Week 3: Monday 16th July

I have to be honest – these last 4 days have been some of the most challenging of my Silchester Insula IX career. And it is all weather related. We started the week with high hopes and over 40 newcomers. I did my best to enthuse in the marquee at 9am Monday morning, but the sound of the rain on the marquee walls told its own tale. Everyone listening to my introductory session was also listening to the sound of one of the wettest summers on record. Heading out onto site for a site tour was quite a low point! We waded through calf high grey mud with the consistency of whipped cream (which makes it sound rather enticing – it wasn’t!) and gathered on the walkways overlooking the excavation. Down on site were the team, swathed in waterproofs and water, doing their very very best in appalling conditions.

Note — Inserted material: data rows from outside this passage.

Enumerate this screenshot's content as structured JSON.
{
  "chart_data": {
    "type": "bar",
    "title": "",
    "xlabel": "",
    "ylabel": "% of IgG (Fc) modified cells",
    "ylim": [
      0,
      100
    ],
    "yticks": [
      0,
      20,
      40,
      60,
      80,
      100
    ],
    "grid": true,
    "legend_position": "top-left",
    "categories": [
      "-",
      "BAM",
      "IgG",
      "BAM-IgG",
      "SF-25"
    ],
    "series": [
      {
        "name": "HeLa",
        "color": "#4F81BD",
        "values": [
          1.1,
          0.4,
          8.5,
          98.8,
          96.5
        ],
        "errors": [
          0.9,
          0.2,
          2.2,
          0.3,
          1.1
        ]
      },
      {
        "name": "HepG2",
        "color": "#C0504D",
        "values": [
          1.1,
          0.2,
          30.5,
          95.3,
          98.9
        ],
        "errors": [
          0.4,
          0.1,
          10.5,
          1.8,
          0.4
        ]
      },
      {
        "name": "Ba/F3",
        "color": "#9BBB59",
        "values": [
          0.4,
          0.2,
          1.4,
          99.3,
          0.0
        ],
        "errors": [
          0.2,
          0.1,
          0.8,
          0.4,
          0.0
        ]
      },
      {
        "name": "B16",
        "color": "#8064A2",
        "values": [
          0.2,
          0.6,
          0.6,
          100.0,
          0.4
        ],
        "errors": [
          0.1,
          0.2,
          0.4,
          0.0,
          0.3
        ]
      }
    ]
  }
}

We all kept going……the newcomers were talked to, enthused at and given trowels…..whilst everyone else placed shovelfuls of wet mud into buckets. By lunchtime we faced the inevitable: our digging day was over. I looked into the possibility of showing ‘Gladiator’ in St. Mary’s church but unfortunately the conservators working on the church fabric had also been driven inside by the rain – and had put up scaffolding in the lecture area of the church. It was not to be! Professor John Allen took a small group to look at the geology of the Roman wall, and we caught up with finds washing and environmental sieving and sorting. So I declared the remainder of the afternoon a ‘free’ afternoon and the staff retired to work on paperwork and records. Not to put too fine a point on it…it was a miserable day!